Dem 1973 geborenen Kunkel, Havardabsolvent für Literatur sowie Begründer und Redakteur des Magazins n+1, ist mit seinem Debütroman ein Bestseller gelungen, der auch in Europa große Beachtung fand. Allein die Startauflage der US-Taschenbuchausgabe lag bei über 100 000 Exemplaren, es gibt mittlerweile fast 20 Übersetzungen.
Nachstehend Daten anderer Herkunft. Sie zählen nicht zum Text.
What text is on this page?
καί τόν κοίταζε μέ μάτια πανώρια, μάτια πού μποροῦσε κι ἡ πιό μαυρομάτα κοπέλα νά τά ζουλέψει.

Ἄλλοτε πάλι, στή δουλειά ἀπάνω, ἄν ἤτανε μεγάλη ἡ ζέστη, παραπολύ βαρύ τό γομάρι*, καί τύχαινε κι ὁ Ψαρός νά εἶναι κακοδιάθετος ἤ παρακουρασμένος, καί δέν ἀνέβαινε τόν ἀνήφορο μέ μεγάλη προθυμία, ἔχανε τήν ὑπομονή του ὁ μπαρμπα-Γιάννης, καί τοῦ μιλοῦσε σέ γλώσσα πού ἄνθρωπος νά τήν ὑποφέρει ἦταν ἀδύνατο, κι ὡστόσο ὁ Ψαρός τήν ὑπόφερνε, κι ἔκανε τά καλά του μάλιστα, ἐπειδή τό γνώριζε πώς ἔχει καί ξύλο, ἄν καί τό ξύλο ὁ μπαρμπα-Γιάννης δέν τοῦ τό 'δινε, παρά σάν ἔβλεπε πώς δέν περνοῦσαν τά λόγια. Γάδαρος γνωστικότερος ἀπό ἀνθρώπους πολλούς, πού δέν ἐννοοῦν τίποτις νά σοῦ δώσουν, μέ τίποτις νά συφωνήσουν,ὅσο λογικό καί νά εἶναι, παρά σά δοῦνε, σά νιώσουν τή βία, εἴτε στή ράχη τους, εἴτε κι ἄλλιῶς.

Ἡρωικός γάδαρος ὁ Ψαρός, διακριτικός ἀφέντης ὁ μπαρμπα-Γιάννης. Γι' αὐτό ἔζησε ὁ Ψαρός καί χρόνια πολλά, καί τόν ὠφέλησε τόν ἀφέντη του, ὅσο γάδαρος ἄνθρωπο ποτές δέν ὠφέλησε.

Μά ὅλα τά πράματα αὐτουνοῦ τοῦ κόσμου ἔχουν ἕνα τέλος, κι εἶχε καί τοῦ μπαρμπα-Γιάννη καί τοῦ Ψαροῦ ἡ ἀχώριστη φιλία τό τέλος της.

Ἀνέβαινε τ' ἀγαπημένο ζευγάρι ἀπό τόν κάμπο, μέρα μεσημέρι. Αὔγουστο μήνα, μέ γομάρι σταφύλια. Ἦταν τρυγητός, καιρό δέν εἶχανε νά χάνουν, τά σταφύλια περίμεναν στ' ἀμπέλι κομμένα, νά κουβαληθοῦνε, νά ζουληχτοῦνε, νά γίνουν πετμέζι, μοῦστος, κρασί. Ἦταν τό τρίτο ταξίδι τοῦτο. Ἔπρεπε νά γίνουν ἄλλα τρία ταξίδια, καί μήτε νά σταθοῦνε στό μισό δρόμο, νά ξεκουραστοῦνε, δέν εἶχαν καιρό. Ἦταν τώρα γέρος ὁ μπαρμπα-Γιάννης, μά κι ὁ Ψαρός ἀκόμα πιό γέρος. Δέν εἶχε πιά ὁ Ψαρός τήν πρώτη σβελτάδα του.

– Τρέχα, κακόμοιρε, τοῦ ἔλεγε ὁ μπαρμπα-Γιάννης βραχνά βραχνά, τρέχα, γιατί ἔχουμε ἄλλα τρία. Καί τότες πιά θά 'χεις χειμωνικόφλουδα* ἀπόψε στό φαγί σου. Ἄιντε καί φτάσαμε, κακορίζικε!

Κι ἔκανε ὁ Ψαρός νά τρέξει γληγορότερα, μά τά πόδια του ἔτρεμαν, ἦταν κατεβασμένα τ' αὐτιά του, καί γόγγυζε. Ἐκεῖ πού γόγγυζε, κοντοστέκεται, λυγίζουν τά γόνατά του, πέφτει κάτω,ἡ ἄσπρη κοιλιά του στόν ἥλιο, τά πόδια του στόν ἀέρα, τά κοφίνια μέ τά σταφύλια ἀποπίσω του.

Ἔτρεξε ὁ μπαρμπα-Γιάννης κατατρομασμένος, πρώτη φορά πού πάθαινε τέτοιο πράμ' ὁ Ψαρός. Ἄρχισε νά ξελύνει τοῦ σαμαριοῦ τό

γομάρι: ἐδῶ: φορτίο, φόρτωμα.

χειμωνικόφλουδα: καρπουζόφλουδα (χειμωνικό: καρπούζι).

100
Die New York Times schrieb ihre Besprechung begeistert im Sound Holden Caulfields. Die deutsche Kritik äußerte sich bisher verhaltener. Gelobt wird bei uns die Übersetzungsarbeit von Stefanie Röder, die witzige und überzeugende Entsprechungen für Kunkels phantasievolle Formulierungskunst findet und erfindet, lediglich bei den stehenden philosophischen Begrifflichkeiten muss man Ungenauigkeiten anmerken, die einige von Kunkels Anspielungen verschenken (so wird Kants „allgemeines Gesetz“ des kategorischen Imperativs zur „Regel Nummer eins“ etc.). Doch die Sprache sowohl des Originals als auch der Übersetzung sind durchgehend erfrischend, unprätentiös und lebendig.

Der Stolz des Helden, am Ende ein politisch-korrekter Schlaffi in problematischer ecuadorianischer Aussteiger-Idylle geworden zu sein („ …Er ist nämlich Schlaffi und Sozialist.“ „Das Wort Schlaffi habe ich ihr beigebracht“, sagte ich stolz.) wirkt kaum ironisch, eher hilflos und unfreiwillig komisch. Der erste Teil des Buches hat bewiesen, dass der Autor etwas zu sagen hat und hervorragend schreiben kann, solange er beobachtet und beschreibt - und nicht predigt, indem er seine Charaktere zu durchschaubaren Marionetten macht. Benjamin Kunkel hat sich leider nicht zu einem überzeugenden „Ende“ für seinen Haupthelden entschließen können. Herr Kunkel, bitte einen zweiten Versuch. Wir freuen uns drauf!